Gordon Brown's speech to the Labour Party conference was not, despite all the advance billing, the speech of his life: it was nothing like the prime-ministerial tour de force he had delivered the year before. But then it did not need to be. It was a thoroughly competent and confident performance, which did more than enough to stake his claim to be the party's next leader and the country's next Prime Minister.
Mr Brown set about his task methodically, tackling the personal questions - relations with Tony Blair, the character issue and his Scottishness - head on. He admitted, with a certain low-key elegance, that he and Mr Blair had had their differences and that these had not always been well handled. He was generous to Mr Blair's political perspicacity, without being extravagant in praise. And he made an effort to say more about himself and his "values", accepting that people wanted to know more about him as a person. The "son of the manse" was probably more present in this speech than in any other he has made.
Mr Brown's difficulty was in reconciling the requirement to present his own programme for the future with the need not to reopen the damaging public slanging match that had broken out only three weeks before. After all, Mr Blair is still Prime Minister, possibly for the best part of the year ahead, and much of Mr Brown's claim to be Labour's next leader rests on his record as Chancellor in the Government of Tony Blair.

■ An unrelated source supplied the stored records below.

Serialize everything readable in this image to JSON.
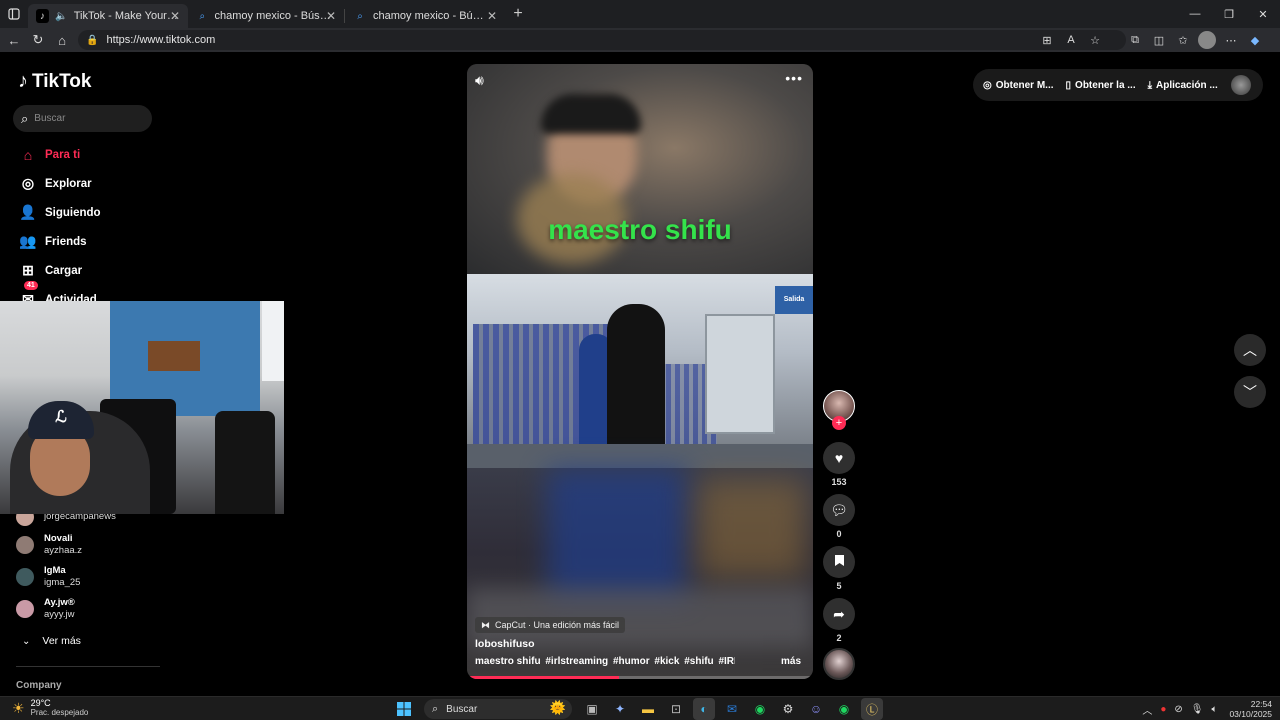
{
  "browser": {
    "tabs": [
      {
        "title": "TikTok - Make Your Day",
        "icon": "tiktok-icon",
        "active": true
      },
      {
        "title": "chamoy mexico - Búsqueda",
        "icon": "search-icon",
        "active": false
      },
      {
        "title": "chamoy mexico - Búsqueda Imágenes",
        "icon": "search-icon",
        "active": false
      }
    ],
    "url": "https://www.tiktok.com"
  },
  "tiktok": {
    "logo_text": "TikTok",
    "search_placeholder": "Buscar",
    "nav": [
      {
        "label": "Para ti",
        "icon": "home-icon",
        "active": true
      },
      {
        "label": "Explorar",
        "icon": "compass-icon"
      },
      {
        "label": "Siguiendo",
        "icon": "following-icon"
      },
      {
        "label": "Friends",
        "icon": "friends-icon"
      },
      {
        "label": "Cargar",
        "icon": "upload-icon"
      },
      {
        "label": "Actividad",
        "icon": "activity-icon",
        "badge": "41"
      }
    ],
    "following": [
      {
        "name": "",
        "handle": "jorgecampanews",
        "color": "#c9a59a"
      },
      {
        "name": "Novali",
        "handle": "ayzhaa.z",
        "color": "#8f7b74"
      },
      {
        "name": "IgMa",
        "handle": "igma_25",
        "color": "#3f5a5e"
      },
      {
        "name": "Ay.jw®",
        "handle": "ayyy.jw",
        "color": "#c99aa6"
      }
    ],
    "ver_mas": "Ver más",
    "company": "Company",
    "header": {
      "items": [
        {
          "label": "Obtener M...",
          "icon": "coin-icon"
        },
        {
          "label": "Obtener la ...",
          "icon": "phone-icon"
        },
        {
          "label": "Aplicación ...",
          "icon": "download-icon"
        }
      ]
    },
    "video": {
      "caption": "maestro shifu",
      "sign_text": "Salida",
      "capcut_label": "CapCut · Una edición más fácil",
      "username": "loboshifuso",
      "description": "maestro shifu",
      "hashtags": [
        "#irlstreaming",
        "#humor",
        "#kick",
        "#shifu",
        "#IRL",
        "..."
      ],
      "more_label": "más",
      "progress": 0.44,
      "likes": "153",
      "comments": "0",
      "saves": "5",
      "shares": "2"
    }
  },
  "taskbar": {
    "temp": "29°C",
    "condition": "Prac. despejado",
    "search_label": "Buscar",
    "time": "22:54",
    "date": "03/10/2025"
  }
}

He managed, just about, to square the circle between continuity and change, but it was sometimes an uncomfortable process to watch. Where the past was concerned, he saw it as a joint Blair-Brown endeavour that successfully met the requirements of the times. It was changing times, rather than changing personalities or leaders, which - he argued - dictated the need for change in the future. "Because the challenges are quite different, the programme for governing will be quite different," as he put it. This was the cue for Mr Brown to separate his priorities and policies - albeit modestly - from those of Mr Blair. There were pledges of more devolution, public services increasingly tailored to the individual, and the half-suggestion of a written constitution. Here were a few tantalising hints of the changes that might await, but not much more.
For the rest, though, Mr Brown's policy statements veered from the reassuring - more emphasis on educational aspiration and environmental protection - to the unsurprising. There was also disappointment for the Labour left. While promising to make society, and government, more inclusive, Mr Brown spoke of "New Labour's renewal" being built upon "a flexible economy, reformed personalised services, public and private sectors ... working together". Translated, this suggested that he would continue the very reforms that so many on the left hoped the party might sideline, along with Mr Blair.
In terms of policy, Mr Brown's speech offered little advance on his speech of 2005 - which may be no bad thing in a Government that often seems to lurch from one new initiative to the next. Where it differed, was in tone. This time last year, the Chancellor spoke as Prime Minister in waiting, even though no date for the handover was even on the horizon. This year, with Mr Blair committed to leaving office within the year and David Cameron's Conservatives ahead of Labour in the polls, the context has changed. This was the speech of a job applicant - albeit an assured one - rather than an heir presumptive. In such complicated political circumstances, that was a characteristically prudent approach for this would-be Prime Minister to take.